The mid-battle of Ethereum, the reality and illusion of Rollup

This article was published by OKEx Research Institute.

Abstract

Since the birth of Ethereum, its low transaction processing capacity has led to frequent congestion on the Ethereum network, with soaring Gas fees severely limiting the development of the Ethereum ecosystem. As a result, the issue of Ethereum scalability has always attracted market attention. Against the backdrop of the DeFi explosion, Layer 2 scaling solutions such as sidechains, state channels, and Plasma have failed to meet market demands, making Rollup the darling of the era.

Of course, Rollup is not a purely Layer 2 solution; it is more like a hybrid of Layer 1 and Layer 2: data is computed and packaged off-chain, and then stored on-chain.

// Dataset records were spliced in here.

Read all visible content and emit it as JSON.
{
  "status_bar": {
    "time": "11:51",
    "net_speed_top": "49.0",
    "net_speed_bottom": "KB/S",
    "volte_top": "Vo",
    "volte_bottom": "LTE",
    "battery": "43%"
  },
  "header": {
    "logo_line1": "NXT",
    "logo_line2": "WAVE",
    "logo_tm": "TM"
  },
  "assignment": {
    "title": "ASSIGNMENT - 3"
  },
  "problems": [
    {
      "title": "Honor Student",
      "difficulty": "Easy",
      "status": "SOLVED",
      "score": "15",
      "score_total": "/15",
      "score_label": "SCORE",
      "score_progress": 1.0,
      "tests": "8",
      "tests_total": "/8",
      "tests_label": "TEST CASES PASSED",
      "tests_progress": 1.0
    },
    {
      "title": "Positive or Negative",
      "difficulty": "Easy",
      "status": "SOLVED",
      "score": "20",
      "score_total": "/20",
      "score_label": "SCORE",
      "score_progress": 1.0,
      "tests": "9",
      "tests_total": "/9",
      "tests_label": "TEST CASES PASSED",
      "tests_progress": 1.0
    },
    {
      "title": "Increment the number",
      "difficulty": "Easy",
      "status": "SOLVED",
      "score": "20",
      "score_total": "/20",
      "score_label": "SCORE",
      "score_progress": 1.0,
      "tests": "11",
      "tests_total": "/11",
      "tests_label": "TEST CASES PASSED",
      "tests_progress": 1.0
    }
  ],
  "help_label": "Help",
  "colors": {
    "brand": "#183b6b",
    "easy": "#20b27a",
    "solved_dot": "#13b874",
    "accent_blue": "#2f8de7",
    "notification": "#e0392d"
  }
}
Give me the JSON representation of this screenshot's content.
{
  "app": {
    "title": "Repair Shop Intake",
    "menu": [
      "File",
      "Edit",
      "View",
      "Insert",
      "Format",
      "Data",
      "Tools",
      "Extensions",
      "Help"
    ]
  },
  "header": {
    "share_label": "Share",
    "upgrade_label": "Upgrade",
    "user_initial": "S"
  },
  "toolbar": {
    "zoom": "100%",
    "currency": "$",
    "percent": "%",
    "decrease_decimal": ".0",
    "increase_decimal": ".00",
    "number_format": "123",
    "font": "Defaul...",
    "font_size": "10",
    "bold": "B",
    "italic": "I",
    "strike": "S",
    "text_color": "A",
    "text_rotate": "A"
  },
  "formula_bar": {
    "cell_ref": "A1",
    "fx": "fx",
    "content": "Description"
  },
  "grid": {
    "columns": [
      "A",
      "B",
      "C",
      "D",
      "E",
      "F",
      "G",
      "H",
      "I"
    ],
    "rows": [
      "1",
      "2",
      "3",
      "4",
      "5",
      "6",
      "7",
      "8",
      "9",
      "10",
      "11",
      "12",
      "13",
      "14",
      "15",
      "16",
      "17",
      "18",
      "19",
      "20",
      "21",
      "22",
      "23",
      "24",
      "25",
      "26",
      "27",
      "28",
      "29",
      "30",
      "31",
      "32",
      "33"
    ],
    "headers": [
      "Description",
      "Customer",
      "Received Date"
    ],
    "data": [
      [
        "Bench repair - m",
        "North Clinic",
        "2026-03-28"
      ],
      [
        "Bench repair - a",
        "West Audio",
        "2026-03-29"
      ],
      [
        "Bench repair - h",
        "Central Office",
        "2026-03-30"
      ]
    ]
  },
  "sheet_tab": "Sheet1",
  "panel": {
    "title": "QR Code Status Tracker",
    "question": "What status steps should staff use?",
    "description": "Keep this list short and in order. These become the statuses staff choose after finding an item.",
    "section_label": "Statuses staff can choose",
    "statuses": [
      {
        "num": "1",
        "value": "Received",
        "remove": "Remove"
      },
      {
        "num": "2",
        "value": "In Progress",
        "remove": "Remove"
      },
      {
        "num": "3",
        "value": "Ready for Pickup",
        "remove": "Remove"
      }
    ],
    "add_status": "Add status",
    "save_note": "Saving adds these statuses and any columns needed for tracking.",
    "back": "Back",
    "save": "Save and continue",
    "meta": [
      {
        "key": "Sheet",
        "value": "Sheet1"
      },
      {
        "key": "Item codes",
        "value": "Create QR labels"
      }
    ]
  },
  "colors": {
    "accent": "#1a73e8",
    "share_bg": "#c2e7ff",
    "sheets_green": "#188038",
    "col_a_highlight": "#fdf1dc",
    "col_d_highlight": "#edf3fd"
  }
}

In addition, to address the authenticity and validity of data and ensure asset security, Rollup has introduced ZK-Rollup, which uses "validity proofs," and Optimistic Rollup, which employs Plasma's "fraud proofs."

In summary, ZK-Rollup and Optimistic Rollup each have their pros and cons. ZK-Rollup is suitable for non-contract areas such as payments and transactions, being low-cost and fast; while Optimistic Rollup, due to the existence of OVM, is currently suitable for smart contract applications. However, with ZK-Rollup projects launching Turing-complete EVMs, ZK-Rollup may replace Optimistic Rollup in the future.

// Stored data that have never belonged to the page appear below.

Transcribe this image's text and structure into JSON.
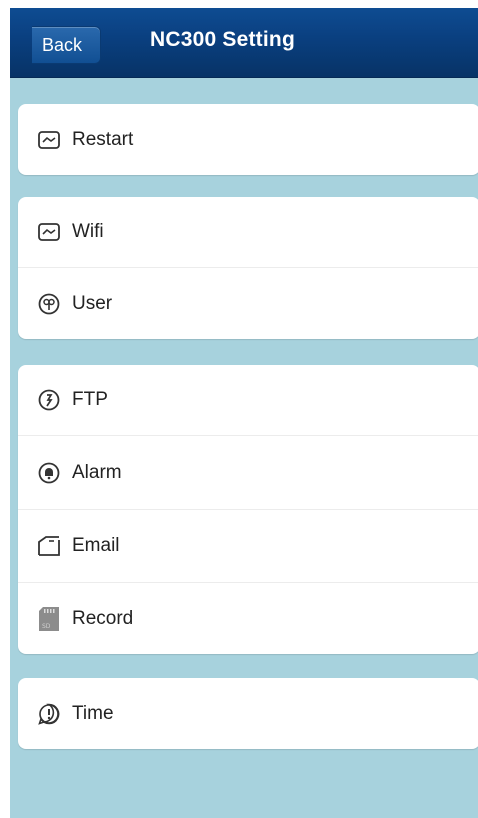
{
  "nav": {
    "back_label": "Back",
    "title": "NC300  Setting"
  },
  "groups": [
    {
      "items": [
        {
          "label": "Restart",
          "icon": "restart-icon"
        }
      ]
    },
    {
      "items": [
        {
          "label": "Wifi",
          "icon": "wifi-icon"
        },
        {
          "label": "User",
          "icon": "user-icon"
        }
      ]
    },
    {
      "items": [
        {
          "label": "FTP",
          "icon": "ftp-icon"
        },
        {
          "label": "Alarm",
          "icon": "alarm-icon"
        },
        {
          "label": "Email",
          "icon": "email-icon"
        },
        {
          "label": "Record",
          "icon": "sd-card-icon",
          "icon_text": "SD"
        }
      ]
    },
    {
      "items": [
        {
          "label": "Time",
          "icon": "time-icon"
        }
      ]
    }
  ],
  "colors": {
    "navbar": "#0a3f7f",
    "background": "#a7d2dd",
    "cell": "#ffffff"
  }
}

However, the scalability limit of Rollup depends on the upper limit of block Gas consumption, so it can only serve as a short- to medium-term scaling solution for Ethereum to address the urgent needs of the DeFi ecosystem. In the long run, to fundamentally solve the scalability issue of Ethereum, it still relies on the successful implementation of Ethereum 2.0 sharding technology.

It is worth noting that the Rollup protocol can capture value and is economically sustainable. It is foreseeable that tokens issued by Rollup projects will have enormous investment potential.

After nearly two years of dormancy, Ethereum's Rollup scaling solution has finally reached the dawn of blossoming results: in February this year, Optimism announced the completion of its Series A financing and will launch its mainnet in March; ZkSync from Matter Labs also launched its mainnet last year and will introduce support for Turing-complete smart contracts this year; additionally, another highly anticipated Rollup solution—Arbitrum—will also launch its mainnet this year.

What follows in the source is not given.